Yes, the Armchair Critic has been had, and I freely criticize myself for my gullibility. Allow me to explain.

One recent afternoon (I had a migraine; can I blame my stupidity on that?), I was scrolling through my Facebook feed and came across a demonstration for Youth Renu face cream (first red flag I missed: youth is not permanently outwardly renewed...ever). Youth Renu claimed its effectiveness had absolutely blown the judges away on Shark Tank (yours truly tossed tenets of journalism out the window and neglected to confirm this). A product featured on Shark Tank, the ABC program featuring hopeful entrepreneurs offering “the next best thing”, has to be good. It has to work. It has to be worth the money asked for it. Right? Wrong.

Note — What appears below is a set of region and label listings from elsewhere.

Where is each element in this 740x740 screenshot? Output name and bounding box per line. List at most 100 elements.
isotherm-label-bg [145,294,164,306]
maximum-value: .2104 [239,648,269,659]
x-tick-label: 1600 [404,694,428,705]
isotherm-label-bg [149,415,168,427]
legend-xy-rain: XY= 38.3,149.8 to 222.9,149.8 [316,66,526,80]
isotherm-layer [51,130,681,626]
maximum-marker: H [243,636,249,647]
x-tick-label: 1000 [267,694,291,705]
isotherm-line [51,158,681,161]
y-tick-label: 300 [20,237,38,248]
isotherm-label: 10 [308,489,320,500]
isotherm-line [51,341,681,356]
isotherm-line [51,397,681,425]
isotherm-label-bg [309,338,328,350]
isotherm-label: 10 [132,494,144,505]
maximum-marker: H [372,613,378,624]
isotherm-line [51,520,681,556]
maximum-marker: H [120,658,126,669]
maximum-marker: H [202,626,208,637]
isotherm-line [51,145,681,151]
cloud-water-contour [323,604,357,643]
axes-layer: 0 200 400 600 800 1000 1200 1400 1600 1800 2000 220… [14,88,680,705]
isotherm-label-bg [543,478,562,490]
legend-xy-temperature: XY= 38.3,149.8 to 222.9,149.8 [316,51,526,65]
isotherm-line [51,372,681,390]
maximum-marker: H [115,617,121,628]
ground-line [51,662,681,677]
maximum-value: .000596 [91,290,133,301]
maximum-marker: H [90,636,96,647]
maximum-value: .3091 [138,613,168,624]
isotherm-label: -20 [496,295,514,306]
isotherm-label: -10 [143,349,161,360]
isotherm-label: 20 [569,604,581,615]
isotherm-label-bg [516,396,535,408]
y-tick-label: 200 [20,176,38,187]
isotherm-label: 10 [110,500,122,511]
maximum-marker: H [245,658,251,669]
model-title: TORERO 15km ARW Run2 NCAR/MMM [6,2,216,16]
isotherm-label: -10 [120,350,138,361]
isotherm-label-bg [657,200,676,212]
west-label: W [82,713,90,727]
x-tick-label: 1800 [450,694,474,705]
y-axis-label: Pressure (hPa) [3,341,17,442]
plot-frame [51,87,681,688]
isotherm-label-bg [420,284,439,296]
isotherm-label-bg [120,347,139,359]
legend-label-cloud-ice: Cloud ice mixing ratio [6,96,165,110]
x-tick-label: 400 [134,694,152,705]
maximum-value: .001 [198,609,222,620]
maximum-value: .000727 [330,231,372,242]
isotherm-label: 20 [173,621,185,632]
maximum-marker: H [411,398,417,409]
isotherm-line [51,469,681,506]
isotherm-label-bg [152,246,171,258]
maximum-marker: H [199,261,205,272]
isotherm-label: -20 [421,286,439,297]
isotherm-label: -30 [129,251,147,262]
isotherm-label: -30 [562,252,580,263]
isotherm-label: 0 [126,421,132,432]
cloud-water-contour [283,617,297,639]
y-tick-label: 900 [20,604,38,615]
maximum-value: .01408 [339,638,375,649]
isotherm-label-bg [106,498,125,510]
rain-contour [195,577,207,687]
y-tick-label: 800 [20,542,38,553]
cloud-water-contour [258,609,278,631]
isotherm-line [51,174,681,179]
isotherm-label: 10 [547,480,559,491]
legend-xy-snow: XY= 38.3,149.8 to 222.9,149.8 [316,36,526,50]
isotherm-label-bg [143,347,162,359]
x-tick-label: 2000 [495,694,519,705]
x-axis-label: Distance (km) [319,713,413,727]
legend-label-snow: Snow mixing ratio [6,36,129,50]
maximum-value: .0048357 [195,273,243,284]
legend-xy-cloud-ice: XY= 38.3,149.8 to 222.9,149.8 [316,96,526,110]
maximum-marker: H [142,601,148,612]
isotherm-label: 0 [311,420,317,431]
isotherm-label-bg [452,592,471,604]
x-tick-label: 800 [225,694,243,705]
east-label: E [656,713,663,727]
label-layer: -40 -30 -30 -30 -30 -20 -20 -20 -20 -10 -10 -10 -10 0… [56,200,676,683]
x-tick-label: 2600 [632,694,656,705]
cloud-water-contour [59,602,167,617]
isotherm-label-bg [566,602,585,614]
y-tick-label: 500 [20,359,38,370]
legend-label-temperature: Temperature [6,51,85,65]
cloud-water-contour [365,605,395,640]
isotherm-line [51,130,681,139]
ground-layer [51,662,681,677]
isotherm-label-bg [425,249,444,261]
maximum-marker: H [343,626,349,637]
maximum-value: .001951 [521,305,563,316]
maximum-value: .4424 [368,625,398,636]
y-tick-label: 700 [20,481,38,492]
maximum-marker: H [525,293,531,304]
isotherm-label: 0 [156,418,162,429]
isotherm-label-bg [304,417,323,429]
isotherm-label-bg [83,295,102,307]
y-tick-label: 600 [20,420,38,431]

The Facebook advertisement featured a video of the face cream working its magic on a middle-aged woman with facial wrinkles and dark circles beneath her eyes (next red flag I missed: “before and after” photographs/videos are always doctored). For a nominal shipping cost, I could have a free sample. On a whim, I ordered the cream. Impulsiveness is foreign to my character; thus, I missed the biggest red flag: the very temptation to act against my better judgment should have alerted me that something was not right.

A week or two later, I received my free samples. Did they work? Absolutely not. I tossed the creams aside and didn't think too much of it - until I received my credit card bill. In addition to the shipping charge, I was billed for a monthly subscription I had NOT agreed to. In my defense, before I ordered my sample, I carefully examined the advertisement for the fine print that would tie me into a subscription I did not want. I saw no such notice. If it was there, it must have been minuscule, and I missed it. Needless to say, I was livid when I saw the monthly subscription charges: $86 for one cream and $89 for the other!

I immediately called the number on the back of my credit card and informed them I had NOT authorized these charges. They were helpful, initiated an investigation, and recommended I close my account and open a new one to prevent the company from charging my account in the future. Next, I telephoned the company to chew them out and cancel this false subscription. The company representative was accommodating, canceled my bogus order without argument, and confirmed cancellation via email. Order canceled. Lesson learned.

It would be easy to blame my lack of forethought on my migraine, or Facebook for allowing misleading advertisements, or Shark Tank for not carefully monitoring who is capitalizing on their name, but I can't. Marketers successfully appealed to my ego; vanity usurped common sense. The blame rests with me.